Asher Hobson (born November 26, 1889, in Quenemo, Osage County, Kansas; died February 29, 1992, in Blue Mounds, Dane County, Wisconsin) was an American agricultural economist. [1]
Asher Hobson graduated in 1913 with a bachelor of arts from the University of Kansas. He studied agricultural economics at the University of Wisconsin-Madison, where in 1915 he obtained a master's degree. In 1931, he obtained a doctorate in political sciences from the Graduate Institute of International Studies in Geneva. [2] Hobson in 1937 took over Little Norway, a living museum of a Norwegian village located in Blue Mounds, Wisconsin, listed on the National Register of Historic Places.
Hobson got his first position as research assistant in agriculture economics at the University of Wisconsin-Madison in 1914, which he occupied until 1916. In 1917 was appointed state director of markets in Washington, D.C. In 1920 he was named assistant chief of the Office of Farm Management with the U.S. Department of Agriculture. He also took on an associate professorship of economic agriculture at Columbia University. [3]

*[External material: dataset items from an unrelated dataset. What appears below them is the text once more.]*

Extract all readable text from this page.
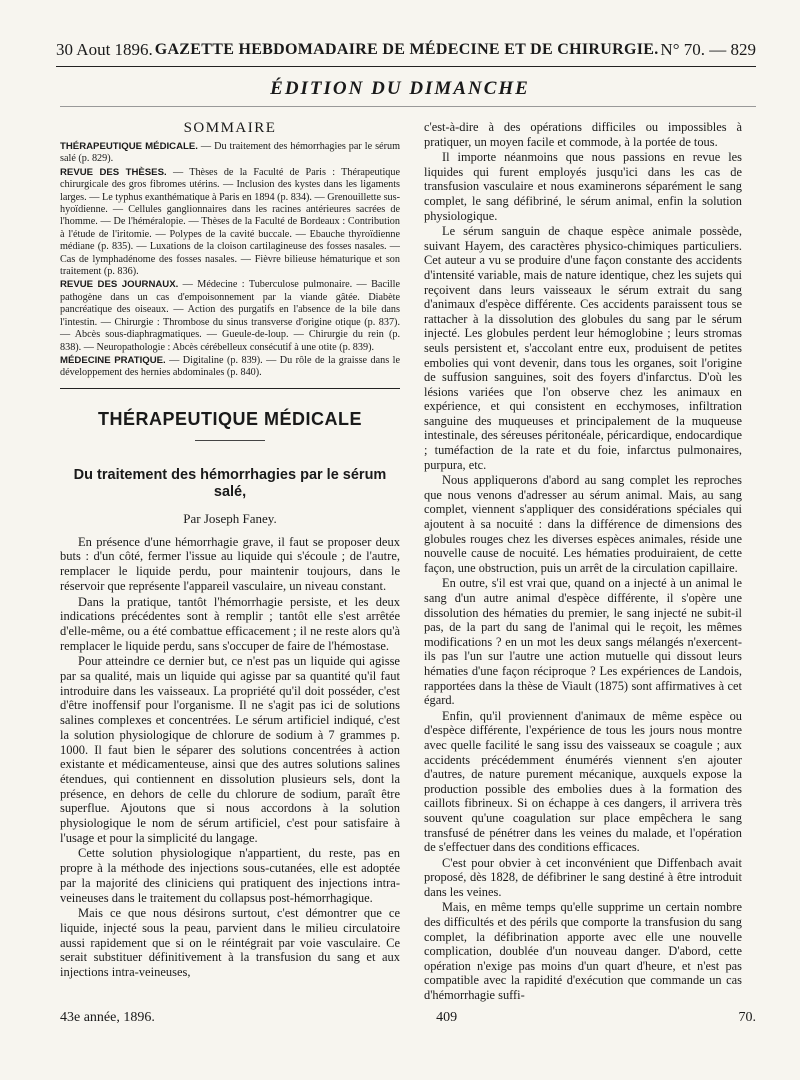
30 Aout 1896. GAZETTE HEBDOMADAIRE DE MÉDECINE ET DE CHIRURGIE. N° 70. — 829
ÉDITION DU DIMANCHE
SOMMAIRE
THÉRAPEUTIQUE MÉDICALE. — Du traitement des hémorrhagies par le sérum salé (p. 829).
REVUE DES THÈSES. — Thèses de la Faculté de Paris : Thérapeutique chirurgicale des gros fibromes utérins. — Inclusion des kystes dans les ligaments larges. — Le typhus exanthématique à Paris en 1894 (p. 834). — Grenouillette sus-hyoïdienne. — Cellules ganglionnaires dans les racines antérieures sacrées de l'homme. — De l'héméralopie. — Thèses de la Faculté de Bordeaux : Contribution à l'étude de l'iritomie. — Polypes de la cavité buccale. — Ebauche thyroïdienne médiane (p. 835). — Luxations de la cloison cartilagineuse des fosses nasales. — Cas de lymphadénome des fosses nasales. — Fièvre bilieuse hématurique et son traitement (p. 836).
REVUE DES JOURNAUX. — Médecine : Tuberculose pulmonaire. — Bacille pathogène dans un cas d'empoisonnement par la viande gâtée. Diabète pancréatique des oiseaux. — Action des purgatifs en l'absence de la bile dans l'intestin. — Chirurgie : Thrombose du sinus transverse d'origine otique (p. 837). — Abcès sous-diaphragmatiques. — Gueule-de-loup. — Chirurgie du rein (p. 838). — Neuropathologie : Abcès cérébelleux consécutif à une otite (p. 839).
MÉDECINE PRATIQUE. — Digitaline (p. 839). — Du rôle de la graisse dans le développement des hernies abdominales (p. 840).
THÉRAPEUTIQUE MÉDICALE
Du traitement des hémorrhagies par le sérum salé,
Par Joseph Faney.

En présence d'une hémorrhagie grave, il faut se proposer deux buts : d'un côté, fermer l'issue au liquide qui s'écoule ; de l'autre, remplacer le liquide perdu, pour maintenir toujours, dans le réservoir que représente l'appareil vasculaire, un niveau constant.

Dans la pratique, tantôt l'hémorrhagie persiste, et les deux indications précédentes sont à remplir ; tantôt elle s'est arrêtée d'elle-même, ou a été combattue efficacement ; il ne reste alors qu'à remplacer le liquide perdu, sans s'occuper de faire de l'hémostase.

Pour atteindre ce dernier but, ce n'est pas un liquide qui agisse par sa qualité, mais un liquide qui agisse par sa quantité qu'il faut introduire dans les vaisseaux. La propriété qu'il doit posséder, c'est d'être inoffensif pour l'organisme. Il ne s'agit pas ici de solutions salines complexes et concentrées. Le sérum artificiel indiqué, c'est la solution physiologique de chlorure de sodium à 7 grammes p. 1000. Il faut bien le séparer des solutions concentrées à action existante et médicamenteuse, ainsi que des autres solutions salines étendues, qui contiennent en dissolution plusieurs sels, dont la présence, en dehors de celle du chlorure de sodium, paraît être superflue. Ajoutons que si nous accordons à la solution physiologique le nom de sérum artificiel, c'est pour satisfaire à l'usage et pour la simplicité du langage.

Cette solution physiologique n'appartient, du reste, pas en propre à la méthode des injections sous-cutanées, elle est adoptée par la majorité des cliniciens qui pratiquent des injections intra-veineuses dans le traitement du collapsus post-hémorrhagique.

Mais ce que nous désirons surtout, c'est démontrer que ce liquide, injecté sous la peau, parvient dans le milieu circulatoire aussi rapidement que si on le réintégrait par voie vasculaire. Ce serait substituer définitivement à la transfusion du sang et aux injections intra-veineuses,

c'est-à-dire à des opérations difficiles ou impossibles à pratiquer, un moyen facile et commode, à la portée de tous.

Il importe néanmoins que nous passions en revue les liquides qui furent employés jusqu'ici dans les cas de transfusion vasculaire et nous examinerons séparément le sang complet, le sang défibriné, le sérum animal, enfin la solution physiologique.

Le sérum sanguin de chaque espèce animale possède, suivant Hayem, des caractères physico-chimiques particuliers. Cet auteur a vu se produire d'une façon constante des accidents d'intensité variable, mais de nature identique, chez les sujets qui reçoivent dans leurs vaisseaux le sérum extrait du sang d'animaux d'espèce différente. Ces accidents paraissent tous se rattacher à la dissolution des globules du sang par le sérum injecté. Les globules perdent leur hémoglobine ; leurs stromas seuls persistent et, s'accolant entre eux, produisent de petites embolies qui vont devenir, dans tous les organes, soit l'origine de suffusion sanguines, soit des foyers d'infarctus. D'où les lésions variées que l'on observe chez les animaux en expérience, et qui consistent en ecchymoses, infiltration sanguine des muqueuses et principalement de la muqueuse intestinale, des séreuses péritonéale, péricardique, endocardique ; tuméfaction de la rate et du foie, infarctus pulmonaires, purpura, etc.

Nous appliquerons d'abord au sang complet les reproches que nous venons d'adresser au sérum animal. Mais, au sang complet, viennent s'appliquer des considérations spéciales qui ajoutent à sa nocuité : dans la différence de dimensions des globules rouges chez les diverses espèces animales, réside une nouvelle cause de nocuité. Les hématies produiraient, de cette façon, une obstruction, puis un arrêt de la circulation capillaire.

En outre, s'il est vrai que, quand on a injecté à un animal le sang d'un autre animal d'espèce différente, il s'opère une dissolution des hématies du premier, le sang injecté ne subit-il pas, de la part du sang de l'animal qui le reçoit, les mêmes modifications ? en un mot les deux sangs mélangés n'exercent-ils pas l'un sur l'autre une action mutuelle qui dissout leurs hématies d'une façon réciproque ? Les expériences de Landois, rapportées dans la thèse de Viault (1875) sont affirmatives à cet égard.

Enfin, qu'il proviennent d'animaux de même espèce ou d'espèce différente, l'expérience de tous les jours nous montre avec quelle facilité le sang issu des vaisseaux se coagule ; aux accidents précédemment énumérés viennent s'en ajouter d'autres, de nature purement mécanique, auxquels expose la production possible des embolies dues à la formation des caillots fibrineux. Si on échappe à ces dangers, il arrivera très souvent qu'une coagulation sur place empêchera le sang transfusé de pénétrer dans les veines du malade, et l'opération de s'effectuer dans des conditions efficaces.

C'est pour obvier à cet inconvénient que Diffenbach avait proposé, dès 1828, de défibriner le sang destiné à être introduit dans les veines.

Mais, en même temps qu'elle supprime un certain nombre des difficultés et des périls que comporte la transfusion du sang complet, la défibrination apporte avec elle une nouvelle complication, doublée d'un nouveau danger. D'abord, cette opération n'exige pas moins d'un quart d'heure, et n'est pas compatible avec la rapidité d'exécution que commande un cas d'hémorrhagie suffi-

43e année, 1896.	409	70.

In 1922, Asher Hobson moved to Rome as a U.S. delegate to the International Institute of Agriculture, and in 1929 he returned to Washington D.C. to take the position of consulting economist to the Federal Farm Board. In 1930, he was appointed chief of Division of Foreign Agriculture Service at U.S. Department of Agriculture. In 1931, Hobson accepted a professorship in agricultural economics at the University of Wisconsin-Madison, where a year later he was appointed head of the department of agricultural economics, [4] a position he kept until 1948. He retired from the University of Wisconsin-Madison in 1953. Beginning in 1948, he was also a member of the Committee of Agriculture, Nutrition and Forestry of the United States Senate.
Hobson was one of the leading U.S. agricultural economists of his times. [5] He was a member of the American Economic Association, the Agricultural & Applied Economics Association, the International Association of Agricultural Economists, the Inter-American Institute for Cooperation on Agriculture, [5] and the honor society of Phi Kappa Phi and the Delta Sigma Rho.